Courtesy Franz Hubmann

After working at architectural firms in the United States and Sweden, he returned home. One of his first commissions, in 1965, was an exceedingly modest one: the Retti Candleshop, a 12-foot wide store in Vienna. The tiny, exquisitely crafted space was featured in Architectural Forum magazine and won the $25,000 Reynolds Memorial Award, an exceptionally generous prize for its time that was actually greater than the project’s budget.
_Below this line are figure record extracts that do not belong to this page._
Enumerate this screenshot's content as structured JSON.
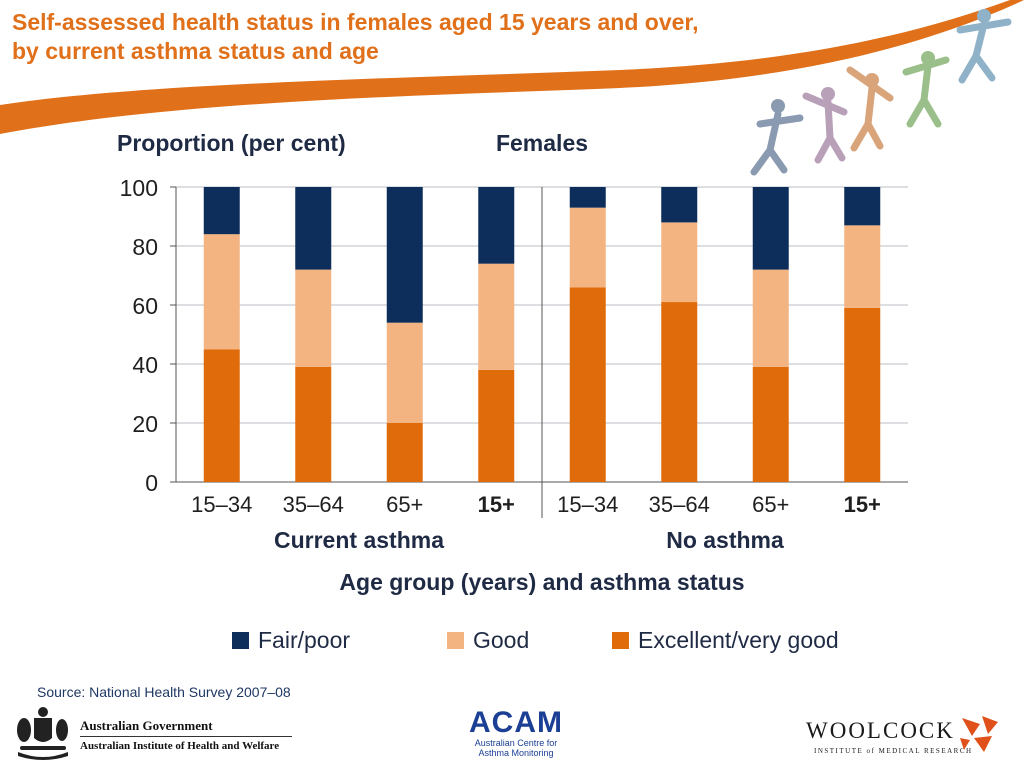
{
  "slide": {
    "title_line1": "Self-assessed health status in females aged 15 years and over,",
    "title_line2": "by current asthma status and age",
    "source": "Source: National Health Survey 2007–08",
    "accent_color": "#e0701a"
  },
  "logos": {
    "gov_line1": "Australian Government",
    "gov_line2": "Australian Institute of Health and Welfare",
    "acam_word": "ACAM",
    "acam_sub1": "Australian Centre for",
    "acam_sub2": "Asthma Monitoring",
    "woolcock_word": "WOOLCOCK",
    "woolcock_sub": "INSTITUTE of MEDICAL RESEARCH"
  },
  "chart_data": {
    "type": "bar",
    "stacked": true,
    "ylabel": "Proportion (per cent)",
    "panel_title": "Females",
    "xlabel": "Age group (years) and asthma status",
    "ylim": [
      0,
      100
    ],
    "yticks": [
      0,
      20,
      40,
      60,
      80,
      100
    ],
    "grid": true,
    "legend_position": "bottom",
    "groups": [
      {
        "label": "Current asthma",
        "categories": [
          "15–34",
          "35–64",
          "65+",
          "15+"
        ]
      },
      {
        "label": "No asthma",
        "categories": [
          "15–34",
          "35–64",
          "65+",
          "15+"
        ]
      }
    ],
    "bold_categories": [
      "15+"
    ],
    "series": [
      {
        "name": "Excellent/very good",
        "color": "#e06b0a",
        "values": [
          45,
          39,
          20,
          38,
          66,
          61,
          39,
          59
        ]
      },
      {
        "name": "Good",
        "color": "#f4b482",
        "values": [
          39,
          33,
          34,
          36,
          27,
          27,
          33,
          28
        ]
      },
      {
        "name": "Fair/poor",
        "color": "#0d2d5a",
        "values": [
          16,
          28,
          46,
          26,
          7,
          12,
          28,
          13
        ]
      }
    ],
    "legend_order": [
      "Fair/poor",
      "Good",
      "Excellent/very good"
    ]
  }
}
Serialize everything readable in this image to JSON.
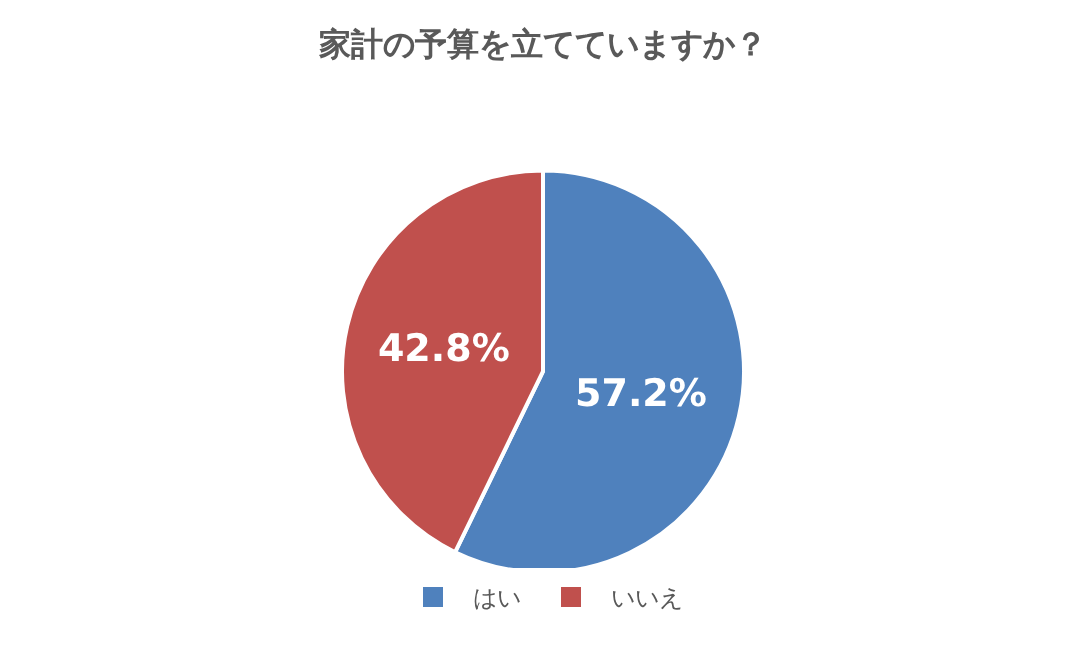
{
  "chart_data": {
    "type": "pie",
    "title": "家計の予算を立てていますか？",
    "categories": [
      "はい",
      "いいえ"
    ],
    "values": [
      57.2,
      42.8
    ],
    "colors": [
      "#4f81bd",
      "#c0504d"
    ],
    "value_labels": [
      "57.2%",
      "42.8%"
    ],
    "legend": "bottom"
  }
}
Feigen Gallery New York (1969)

Courtesy Franz Hubmann

Four years later he designed the Richard Feigen Gallery, on East 79th Street, in New York City. Even though he was educated in the United States and often taught here as a visiting professor, the elegant little art gallery would be one of his few American projects. In the 1970s Hollein created a series of high-end retail spaces, while gradually taking on larger commissions. He completed the Abteiberg Museum, in Germany in 1982, a sprawling campus that helped tip the Pritzker scales in his favor three years later. He won the prize at the relatively young age of 51, which in turn led to one of his most significant buildings, the Museum of Modern Art in Frankfurt. The project realized an uncompromising series of sandstone boxes wedged into a tight urban site. Haas Haus followed in 1991 and became his most controversial building: an audacious steel and stone structure on a prominent corner in Vienna literally in the shadows of St. Stephens Cathedral, the building crystallized the high point of Austrian Postmodernism. The traditionalists, of course, were outraged.

Haas House (1990)

Museum of Modern Art in Frankfurt (1991)

Hollein’s work never quite reached that same level of risk-taking again—at least, not in the built work. But he continued working, on all scales, ceaselessly, engaged in a singular pursuit. In his world, everything indeed was architecture.